An LLM does not have a mental filing cabinet where it separates "Real Corporate Facts" from "Things I Read on Reddit in 2023." To the model, it is all just one massive, flat continuum of statistical weights. Your carefully vetted, legally approved, 50-page PDF on mortgage rates lives in the exact same neural soup as a sci-fi novel.

So, when a user asks a question, the model doesn't query a truth table. It calculates the most statistically plausible next word. The problem isn't that the model "lied." A model cannot lie because it has no fundamental concept of the truth.

The actual problem is a failure of Information Architecture.

Specifically, it's a failure to draw a hard architectural boundary between what the model can say and what the model actually knows. When we build enterprise conversational AI, we have to separate the generative engine (the part that formats the text, maintains the state of the conversation, and makes it sound human) from the informational engine (the actual, hard facts the business operates on).

When you don't build that separation, you run into two massive conceptual roadblocks:

1. The Knowledge Blending Problem. If you don't physically constrain the model's access to information, it will blend its parametric memory (the stuff it was trained on) with your brand's data. If a customer asks about a specific insurance premium, the model might start with your retrieved document, hit a gap in the information, and seamlessly fill that gap with a highly plausible — but entirely fictitious — number it pulled from its latent space. From a user experience perspective, it looks like a confident, factual answer. From a legal perspective, it's a disaster.

2. The Out-of-Scope (OOS) Failure. In a regulated sector, the phrase "I don't know, let me transfer you" is not a system failure. It is a highly successful, legally necessary outcome. We call this Abstention. The issue is that generative models are structurally allergic to abstention. They are designed to generate text. If a user asks a banking bot, "What's the best stock to buy right now?", the bot shouldn't just politely decline using a generative response that might accidentally include a caveat that sounds like financial advice. It shouldn't be generating an answer at all.

This brings us to the core thesis of designing for regulated AI: Compliance is not a generative output. It is a routing decision.
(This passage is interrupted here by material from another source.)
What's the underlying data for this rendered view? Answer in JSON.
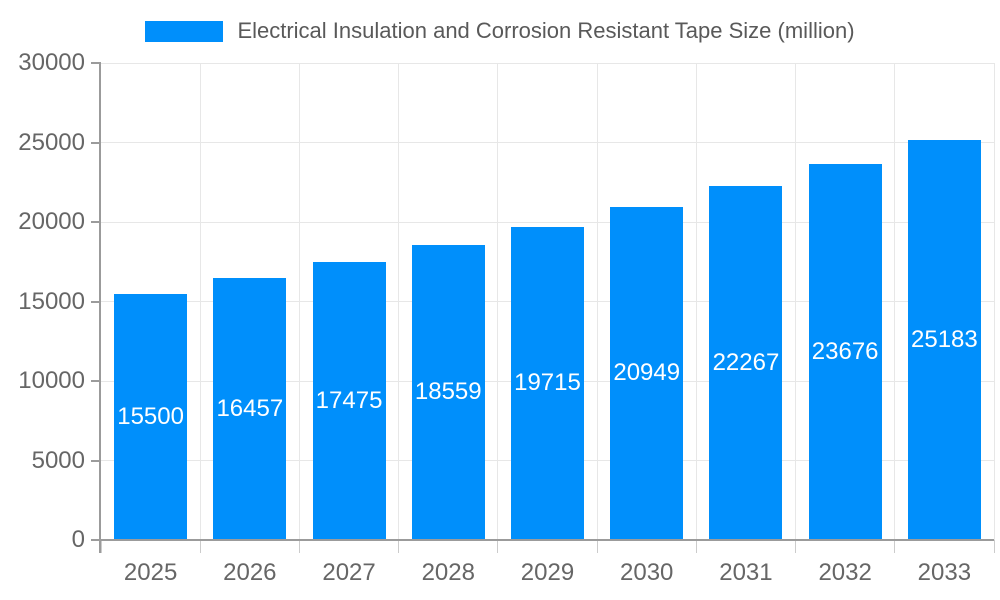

If you want a system that doesn't hallucinate your company's policies, you have to build an architecture where the system simply cannot reach outside of your approved knowledge base. Not won't. Can't.

The "fix the prompt" trap

So how does the industry usually solve this? With the cheapest, fastest, and most dangerously lazy fix available: We try to prompt our way out of it.

When the stakeholder sends that dreaded screenshot of a hallucinated loan offer, the immediate reflex is to open the system prompt and add a sternly worded rule. It usually looks something like this:

You deploy the update. You run a few test queries. The bot politely declines to answer questions about the weather, it sticks to the pricing sheet, and it says "I don't know" when asked about unreleased products. It works. The ticket is closed. You high-five the team.
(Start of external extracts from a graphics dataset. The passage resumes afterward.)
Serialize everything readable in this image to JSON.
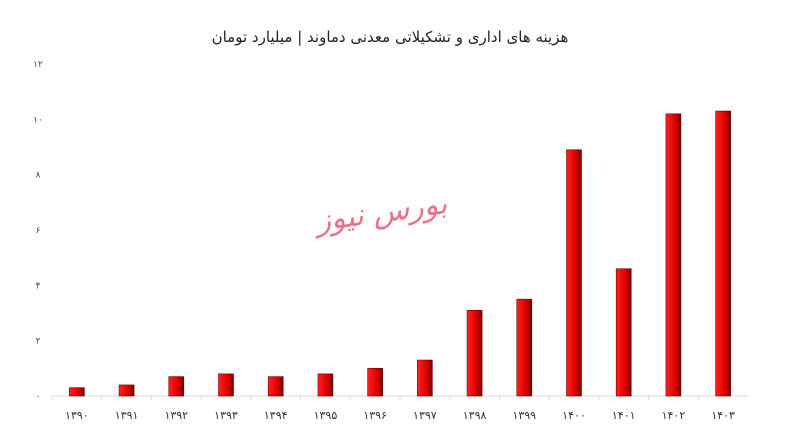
{
  "chart_data": {
    "type": "bar",
    "title": "هزینه های اداری و تشکیلاتی معدنی دماوند | میلیارد تومان",
    "categories": [
      "۱۳۹۰",
      "۱۳۹۱",
      "۱۳۹۲",
      "۱۳۹۳",
      "۱۳۹۴",
      "۱۳۹۵",
      "۱۳۹۶",
      "۱۳۹۷",
      "۱۳۹۸",
      "۱۳۹۹",
      "۱۴۰۰",
      "۱۴۰۱",
      "۱۴۰۲",
      "۱۴۰۳"
    ],
    "values": [
      0.3,
      0.4,
      0.7,
      0.8,
      0.7,
      0.8,
      1.0,
      1.3,
      3.1,
      3.5,
      8.9,
      4.6,
      10.2,
      10.3
    ],
    "ylim": [
      0,
      12
    ],
    "yticks": [
      0,
      2,
      4,
      6,
      8,
      10,
      12
    ],
    "ytick_labels": [
      "۰",
      "۲",
      "۴",
      "۶",
      "۸",
      "۱۰",
      "۱۲"
    ],
    "grid": false,
    "colors": {
      "bar_light": "#ff1a1a",
      "bar_dark": "#8a0000",
      "axis": "#d9d9d9"
    }
  },
  "watermark": "بورس نیوز"
}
And then week three in production hits.

A user comes in with a messy, multi-intent question, complains about their current interest rate, and suddenly your bot is back to inventing promotional tier upgrades that don't exist.

The twist here is that the prompt didn't break. It just fell apart under the reality of how language models actually work. You tried to solve a structural engineering problem with a strongly worded Post-it note.

You cannot ask a model to simply promise not to lie. You have to build a system where lying isn't on the menu.